Kurtis Vanwallegham takes a cerebral approach to building a home in order to offer something different than conventional construction. As owner and CEO of Innovative Green Systems (IGS) in Sudbury, he incorporates the Leadership in Energy and Environmental Design (LEED) system into all his projects.
“I have been trying to educate the community, one client at a time and one house at a time, on the differences and get the word out that there is something other than the conventional homes being built that leak water and have mold and all the other issues 99 per cent of the houses have,” Vanwallegham said.
LEED is a point-driven system that is supported by the governments of North America. Currently, Vanwallegham is putting some finishing touches on a lakefront home in Sudbury's south end which was awarded a silver rating under the LEED system which means it ranges from between 60 and 73 points out of 100.

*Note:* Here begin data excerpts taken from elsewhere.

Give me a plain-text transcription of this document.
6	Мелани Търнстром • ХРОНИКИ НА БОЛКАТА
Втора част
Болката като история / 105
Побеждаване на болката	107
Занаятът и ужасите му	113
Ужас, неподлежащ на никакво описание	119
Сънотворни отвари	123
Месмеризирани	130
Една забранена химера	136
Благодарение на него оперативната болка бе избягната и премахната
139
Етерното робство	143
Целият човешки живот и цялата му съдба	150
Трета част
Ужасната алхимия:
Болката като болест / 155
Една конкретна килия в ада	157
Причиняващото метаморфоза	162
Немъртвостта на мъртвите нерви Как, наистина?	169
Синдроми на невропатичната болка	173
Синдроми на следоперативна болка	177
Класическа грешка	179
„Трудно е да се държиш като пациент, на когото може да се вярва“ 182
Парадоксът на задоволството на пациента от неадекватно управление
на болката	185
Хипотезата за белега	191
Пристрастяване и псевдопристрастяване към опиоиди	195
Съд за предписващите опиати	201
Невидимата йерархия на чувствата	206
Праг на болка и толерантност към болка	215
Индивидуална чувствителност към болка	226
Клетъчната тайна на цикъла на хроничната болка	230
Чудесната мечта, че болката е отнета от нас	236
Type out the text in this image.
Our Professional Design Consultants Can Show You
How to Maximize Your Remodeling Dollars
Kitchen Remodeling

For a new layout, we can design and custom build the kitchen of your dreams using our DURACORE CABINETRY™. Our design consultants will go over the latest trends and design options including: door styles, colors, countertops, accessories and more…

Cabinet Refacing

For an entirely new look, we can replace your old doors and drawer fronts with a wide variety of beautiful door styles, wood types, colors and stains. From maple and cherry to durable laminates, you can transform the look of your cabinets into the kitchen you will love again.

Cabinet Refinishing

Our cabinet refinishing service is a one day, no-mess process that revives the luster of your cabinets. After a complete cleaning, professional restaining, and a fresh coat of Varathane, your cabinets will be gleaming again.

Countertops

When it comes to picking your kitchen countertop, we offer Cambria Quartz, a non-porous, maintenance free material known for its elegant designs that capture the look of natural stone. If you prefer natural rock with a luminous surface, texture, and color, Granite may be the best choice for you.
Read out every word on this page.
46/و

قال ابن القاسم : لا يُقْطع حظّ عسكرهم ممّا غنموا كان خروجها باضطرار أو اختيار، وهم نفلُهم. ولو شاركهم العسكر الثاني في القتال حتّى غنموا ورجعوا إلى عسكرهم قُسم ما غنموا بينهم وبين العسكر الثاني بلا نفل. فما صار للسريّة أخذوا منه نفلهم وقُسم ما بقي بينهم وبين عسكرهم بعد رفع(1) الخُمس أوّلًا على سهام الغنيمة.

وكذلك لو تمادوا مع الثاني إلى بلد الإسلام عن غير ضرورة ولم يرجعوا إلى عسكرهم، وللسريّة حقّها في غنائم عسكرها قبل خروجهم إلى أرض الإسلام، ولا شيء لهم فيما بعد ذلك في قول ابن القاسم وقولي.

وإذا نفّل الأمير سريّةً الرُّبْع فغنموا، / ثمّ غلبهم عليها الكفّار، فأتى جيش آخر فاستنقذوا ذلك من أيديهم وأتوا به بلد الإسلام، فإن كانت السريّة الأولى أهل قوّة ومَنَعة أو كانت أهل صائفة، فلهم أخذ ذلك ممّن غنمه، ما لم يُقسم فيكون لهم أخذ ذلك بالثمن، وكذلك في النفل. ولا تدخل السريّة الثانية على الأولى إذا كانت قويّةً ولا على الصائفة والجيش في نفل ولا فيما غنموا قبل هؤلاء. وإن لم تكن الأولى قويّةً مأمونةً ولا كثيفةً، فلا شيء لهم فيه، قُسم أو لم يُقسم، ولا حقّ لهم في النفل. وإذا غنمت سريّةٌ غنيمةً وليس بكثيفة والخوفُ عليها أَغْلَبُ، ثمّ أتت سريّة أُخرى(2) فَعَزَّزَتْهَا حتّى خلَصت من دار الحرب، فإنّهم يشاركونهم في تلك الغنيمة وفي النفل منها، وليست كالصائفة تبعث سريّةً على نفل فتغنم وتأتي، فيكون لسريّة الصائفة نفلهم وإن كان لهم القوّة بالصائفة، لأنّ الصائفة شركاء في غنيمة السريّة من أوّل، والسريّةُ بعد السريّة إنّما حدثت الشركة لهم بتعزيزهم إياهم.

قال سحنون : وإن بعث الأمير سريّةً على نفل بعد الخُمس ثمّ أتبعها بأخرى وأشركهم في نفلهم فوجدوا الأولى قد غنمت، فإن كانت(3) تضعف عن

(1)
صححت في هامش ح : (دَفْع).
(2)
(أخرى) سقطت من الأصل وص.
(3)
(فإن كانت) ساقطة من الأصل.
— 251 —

For the homeowner, the rating translates to savings of about 70 to 75 per cent on monthly utility bills of what a conventional house would cost. The energy-efficient house is heated with thermal flooring mats and a passive solar sunroom keeps all the rooms in the home at an even temperature along with an air exchanger.
Some of the many features include a three-stage process for waterproofing the foundation walls and R70 insulation in the attic. The homeowner will pay no water nor heating bills. Solar panels were considered but the size and configuration of the lot didn't make that feasible.
“There is no other home like it in the city and the North,” Vanwallegham said. “The cerebral component of this home and the detail that went in to it is unparallelled in this area. For 15 months I was here every day.”
He first saw an opportunity for bringing the LEED system to the area after spending some time in the U.S. and noticed that the green movement was growing. He spent a great deal of time educating and certifying himself in the different technologies required and in 2005, “someone took a chance on us and the journey started there.
“I have done no advertising and it has all been word of mouth and we haven't stopped since,” Vanwallegham said.
When he first started building, no sub-trades in the city knew how to do the proper installations associated with the LEED program.
“We all learned together and I went through a lot of different people, employees and tradespeople to find the right ones who were open to the techniques required,” he said. “It does take a lot more time. When you are doing something on this level, everyone has to be on board from the architect right down to the painter.”
The point system of LEED allows homeowners to choose the level of energy efficiency they want to achieve.
“Even with 20 to 30 points in a home you are building a far superior home and people love the fact they are being environmentally conscious and they will have savings,” he said.
“Many builders can say they are green and building an energy efficient house and technically I can say the same thing by putting in low E (emissivity) windows and foam on the outside of the house. But under the LEED system, that is maybe nine points out of 100.”
With a staff of four core employees, his company has developed an entire system from drawings right up to the finishing touches to construct a LEED system home in the North.
“LEED stemmed from California and Northern Ontario is not the southern U.S. or southern Ontario,” Vanwallegham said. “You really have to have a good understanding of science, water and climate and it has taken me a lot of time to get a good system of what does and doesn’t work.”
The company has also branched out into other divisions including alternate energy and home inspection. He is also undertaking projects in Brazil and doing consulting work in the U.K. and the Mediterranean.
“My goal is to educate people, whether it is a home or commercial or industrial building, that there are ways to recapture heat loss and water conservation. If it is a new construction or renovation, there is an entire solution to be sustainable,” he said.
“I want to find that niche market where people care about their project and care what that building represents.”